The final game in the Mass Effect series came out last week, and so far over 20,000 fans have joined a Facebook campaign to get the ending of the game changed. (The major complaints are that the ending is internally inconsistent, that it doesn’t fit with the overall narrative and themes, and there are plot and character developments that largely come out of left field. Also, post-climax resolution is almost non-existent.)
Now, as much as I agree with the complaints, I can see that there are massive barriers to an actual story-change, on many fronts. It would be problematic economically and logistically, and it’s hard to imagine a big corporation that has already received payment for everyone’s copy of the game going to the trouble.
However, an argument against the change movement has emerged that intrigues me: some are arguing that it’s actually *wrong *for fans to ask for a work of art to be changed to fit their preferences. Mark Serrels goes so far as to say “But it is not your right to demand that the ending be changed. You have absolutely no say in that, and that is the way it should be.”
On one hand, I see the point: an artist needs freedom to create, and protecting artistic integrity from popular influence seems like a noble goal, and necessary to encouraging daring and revolution in art.

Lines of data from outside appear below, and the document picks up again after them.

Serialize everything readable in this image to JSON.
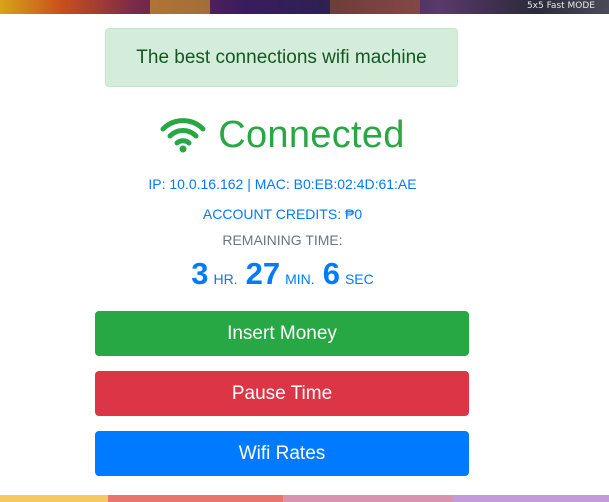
{
  "banner": {
    "caption": "5x5 Fast MODE"
  },
  "notice": {
    "text": "The best connections wifi machine"
  },
  "status": {
    "label": "Connected",
    "icon": "wifi-icon",
    "color": "#28a745"
  },
  "network": {
    "ip_line": "IP: 10.0.16.162 | MAC: B0:EB:02:4D:61:AE"
  },
  "account": {
    "credits_line": "ACCOUNT CREDITS: ₱0"
  },
  "remaining": {
    "label": "REMAINING TIME:",
    "hours": "3",
    "hours_unit": "HR.",
    "minutes": "27",
    "minutes_unit": "MIN.",
    "seconds": "6",
    "seconds_unit": "SEC"
  },
  "buttons": {
    "insert_money": "Insert Money",
    "pause_time": "Pause Time",
    "wifi_rates": "Wifi Rates"
  },
  "colors": {
    "success": "#28a745",
    "danger": "#dc3545",
    "primary": "#007bff",
    "muted": "#6c757d",
    "footer": [
      "#f6c85f",
      "#e8766e",
      "#d993b0",
      "#c39bd9"
    ]
  }
}
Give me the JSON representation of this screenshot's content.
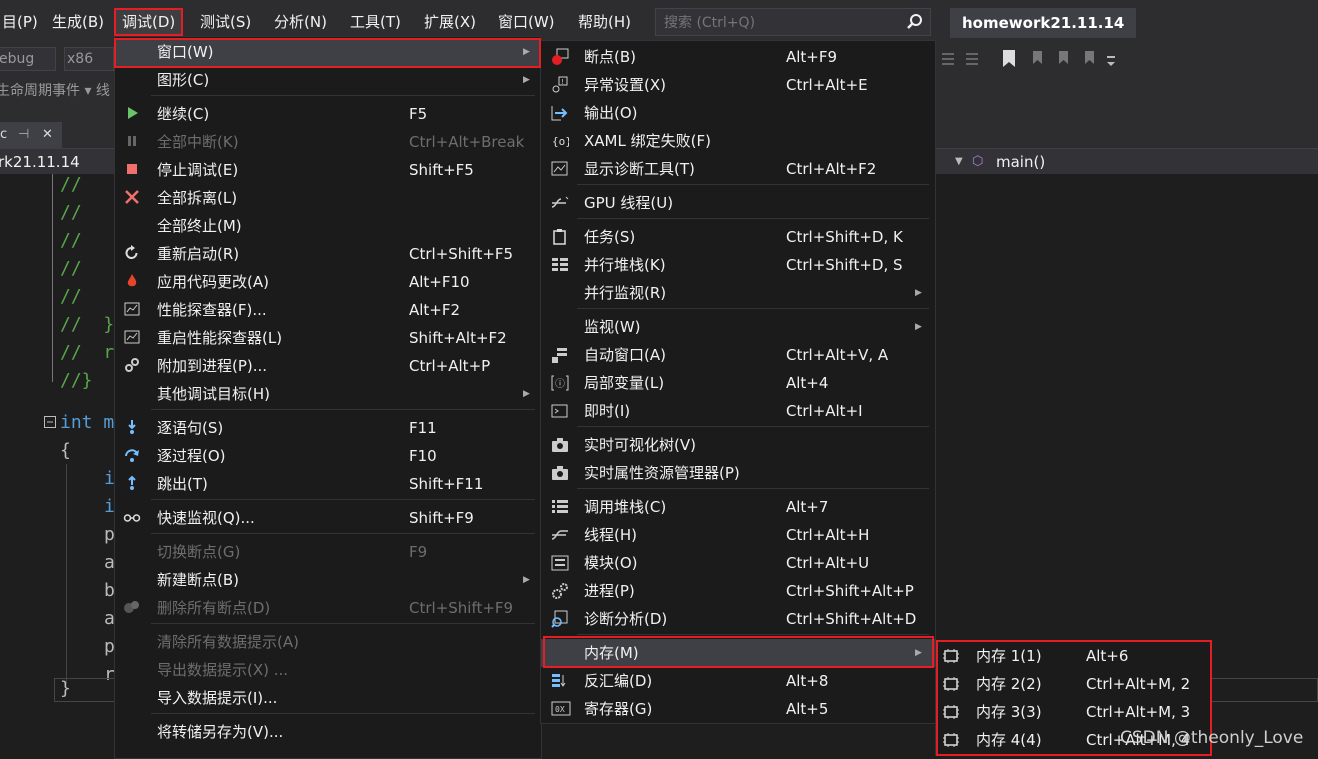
{
  "menubar": {
    "items": [
      "目(P)",
      "生成(B)",
      "调试(D)",
      "测试(S)",
      "分析(N)",
      "工具(T)",
      "扩展(X)",
      "窗口(W)",
      "帮助(H)"
    ],
    "search_placeholder": "搜索 (Ctrl+Q)",
    "project_title": "homework21.11.14"
  },
  "toolbar": {
    "config": "ebug",
    "platform": "x86"
  },
  "navbar": {
    "text": "生命周期事件 ▾  线"
  },
  "tab": {
    "label": "c",
    "pin": "⊣",
    "close": "✕"
  },
  "breadcrumb": {
    "project": "rk21.11.14",
    "function": "main()"
  },
  "editor": {
    "lines": [
      "//   {",
      "//",
      "//",
      "//",
      "//",
      "//  }",
      "//  r",
      "//}",
      "int m",
      "{",
      "i",
      "i",
      "p",
      "a",
      "b",
      "a",
      "p",
      "r",
      "}"
    ]
  },
  "debug_menu": {
    "items": [
      {
        "label": "窗口(W)",
        "shortcut": "",
        "submenu": true,
        "icon": "",
        "disabled": false
      },
      {
        "label": "图形(C)",
        "shortcut": "",
        "submenu": true,
        "icon": "",
        "disabled": false
      },
      {
        "label": "继续(C)",
        "shortcut": "F5",
        "submenu": false,
        "icon": "continue-icon",
        "disabled": false
      },
      {
        "label": "全部中断(K)",
        "shortcut": "Ctrl+Alt+Break",
        "submenu": false,
        "icon": "pause-icon",
        "disabled": true
      },
      {
        "label": "停止调试(E)",
        "shortcut": "Shift+F5",
        "submenu": false,
        "icon": "stop-icon",
        "disabled": false
      },
      {
        "label": "全部拆离(L)",
        "shortcut": "",
        "submenu": false,
        "icon": "detach-icon",
        "disabled": false
      },
      {
        "label": "全部终止(M)",
        "shortcut": "",
        "submenu": false,
        "icon": "",
        "disabled": false
      },
      {
        "label": "重新启动(R)",
        "shortcut": "Ctrl+Shift+F5",
        "submenu": false,
        "icon": "restart-icon",
        "disabled": false
      },
      {
        "label": "应用代码更改(A)",
        "shortcut": "Alt+F10",
        "submenu": false,
        "icon": "hot-reload-icon",
        "disabled": false
      },
      {
        "label": "性能探查器(F)...",
        "shortcut": "Alt+F2",
        "submenu": false,
        "icon": "profiler-icon",
        "disabled": false
      },
      {
        "label": "重启性能探查器(L)",
        "shortcut": "Shift+Alt+F2",
        "submenu": false,
        "icon": "profiler-icon",
        "disabled": false
      },
      {
        "label": "附加到进程(P)...",
        "shortcut": "Ctrl+Alt+P",
        "submenu": false,
        "icon": "attach-icon",
        "disabled": false
      },
      {
        "label": "其他调试目标(H)",
        "shortcut": "",
        "submenu": true,
        "icon": "",
        "disabled": false
      },
      {
        "label": "逐语句(S)",
        "shortcut": "F11",
        "submenu": false,
        "icon": "step-into-icon",
        "disabled": false
      },
      {
        "label": "逐过程(O)",
        "shortcut": "F10",
        "submenu": false,
        "icon": "step-over-icon",
        "disabled": false
      },
      {
        "label": "跳出(T)",
        "shortcut": "Shift+F11",
        "submenu": false,
        "icon": "step-out-icon",
        "disabled": false
      },
      {
        "label": "快速监视(Q)...",
        "shortcut": "Shift+F9",
        "submenu": false,
        "icon": "quickwatch-icon",
        "disabled": false
      },
      {
        "label": "切换断点(G)",
        "shortcut": "F9",
        "submenu": false,
        "icon": "",
        "disabled": true
      },
      {
        "label": "新建断点(B)",
        "shortcut": "",
        "submenu": true,
        "icon": "",
        "disabled": false
      },
      {
        "label": "删除所有断点(D)",
        "shortcut": "Ctrl+Shift+F9",
        "submenu": false,
        "icon": "delete-breakpoints-icon",
        "disabled": true
      },
      {
        "label": "清除所有数据提示(A)",
        "shortcut": "",
        "submenu": false,
        "icon": "",
        "disabled": true
      },
      {
        "label": "导出数据提示(X) ...",
        "shortcut": "",
        "submenu": false,
        "icon": "",
        "disabled": true
      },
      {
        "label": "导入数据提示(I)...",
        "shortcut": "",
        "submenu": false,
        "icon": "",
        "disabled": false
      },
      {
        "label": "将转储另存为(V)...",
        "shortcut": "",
        "submenu": false,
        "icon": "",
        "disabled": false
      }
    ]
  },
  "window_menu": {
    "items": [
      {
        "label": "断点(B)",
        "shortcut": "Alt+F9",
        "submenu": false,
        "icon": "breakpoints-icon"
      },
      {
        "label": "异常设置(X)",
        "shortcut": "Ctrl+Alt+E",
        "submenu": false,
        "icon": "exception-settings-icon"
      },
      {
        "label": "输出(O)",
        "shortcut": "",
        "submenu": false,
        "icon": "output-icon"
      },
      {
        "label": "XAML 绑定失败(F)",
        "shortcut": "",
        "submenu": false,
        "icon": "xaml-binding-icon"
      },
      {
        "label": "显示诊断工具(T)",
        "shortcut": "Ctrl+Alt+F2",
        "submenu": false,
        "icon": "diagnostic-tools-icon"
      },
      {
        "label": "GPU 线程(U)",
        "shortcut": "",
        "submenu": false,
        "icon": "gpu-threads-icon"
      },
      {
        "label": "任务(S)",
        "shortcut": "Ctrl+Shift+D, K",
        "submenu": false,
        "icon": "tasks-icon"
      },
      {
        "label": "并行堆栈(K)",
        "shortcut": "Ctrl+Shift+D, S",
        "submenu": false,
        "icon": "parallel-stacks-icon"
      },
      {
        "label": "并行监视(R)",
        "shortcut": "",
        "submenu": true,
        "icon": ""
      },
      {
        "label": "监视(W)",
        "shortcut": "",
        "submenu": true,
        "icon": ""
      },
      {
        "label": "自动窗口(A)",
        "shortcut": "Ctrl+Alt+V, A",
        "submenu": false,
        "icon": "autos-icon"
      },
      {
        "label": "局部变量(L)",
        "shortcut": "Alt+4",
        "submenu": false,
        "icon": "locals-icon"
      },
      {
        "label": "即时(I)",
        "shortcut": "Ctrl+Alt+I",
        "submenu": false,
        "icon": "immediate-icon"
      },
      {
        "label": "实时可视化树(V)",
        "shortcut": "",
        "submenu": false,
        "icon": "camera-icon"
      },
      {
        "label": "实时属性资源管理器(P)",
        "shortcut": "",
        "submenu": false,
        "icon": "camera-icon"
      },
      {
        "label": "调用堆栈(C)",
        "shortcut": "Alt+7",
        "submenu": false,
        "icon": "call-stack-icon"
      },
      {
        "label": "线程(H)",
        "shortcut": "Ctrl+Alt+H",
        "submenu": false,
        "icon": "threads-icon"
      },
      {
        "label": "模块(O)",
        "shortcut": "Ctrl+Alt+U",
        "submenu": false,
        "icon": "modules-icon"
      },
      {
        "label": "进程(P)",
        "shortcut": "Ctrl+Shift+Alt+P",
        "submenu": false,
        "icon": "processes-icon"
      },
      {
        "label": "诊断分析(D)",
        "shortcut": "Ctrl+Shift+Alt+D",
        "submenu": false,
        "icon": "diagnostic-analysis-icon"
      },
      {
        "label": "内存(M)",
        "shortcut": "",
        "submenu": true,
        "icon": ""
      },
      {
        "label": "反汇编(D)",
        "shortcut": "Alt+8",
        "submenu": false,
        "icon": "disassembly-icon"
      },
      {
        "label": "寄存器(G)",
        "shortcut": "Alt+5",
        "submenu": false,
        "icon": "registers-icon"
      }
    ]
  },
  "memory_menu": {
    "items": [
      {
        "label": "内存 1(1)",
        "shortcut": "Alt+6"
      },
      {
        "label": "内存 2(2)",
        "shortcut": "Ctrl+Alt+M, 2"
      },
      {
        "label": "内存 3(3)",
        "shortcut": "Ctrl+Alt+M, 3"
      },
      {
        "label": "内存 4(4)",
        "shortcut": "Ctrl+Alt+M, 4"
      }
    ]
  },
  "watermark": "CSDN @theonly_Love",
  "colors": {
    "accent_red": "#e51e24",
    "menu_bg": "#1b1b1c",
    "highlight": "#3f3f46",
    "comment_green": "#57a64a",
    "keyword_blue": "#569cd6"
  }
}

On the other hand, commercial artistic endeavors are about what the majority of fans want from the word go. No doubt the writers at Bioware sat down to break the story with a keen awareness of what fans had liked and disliked about the previous installments, and tailored their artistic efforts accordingly. So how is it so off the wall (if a large enough percentage of fans ask) for them to revamp the final product?
Granted, when artists do this it often comes out badly (many crappy movies are a product of retooling after test audience input), but sometimes it creates something amazing (a Bioware forumite pointed to the retcon/resurrection of Sherlock Holmes).
In any case, I find it shocking that someone would actually say fans don’t have a *right *to demand a new ending. Of course they do. It’s in the freaking Constitution (another document that got retooled after user input, come to think of it)! And the artists have the right to ignore them, or to argue why their vision was correct. They also have the right to decide that enough of their consumers are asking for something that it’s worthwhile to give them what they want. There’s a risk that it could create a hot mess, confused and bland through trying to please everyone, but there’s a chance it could actually be an improvement, and I think it’s up to the artist to decide if it’s worth a shot, not down to some philosophical imprimatur against the audience daring to ask for a bit of creative input.
What do you think? Is it somehow fundamentally unthinkable for an audience to try to sway an artist?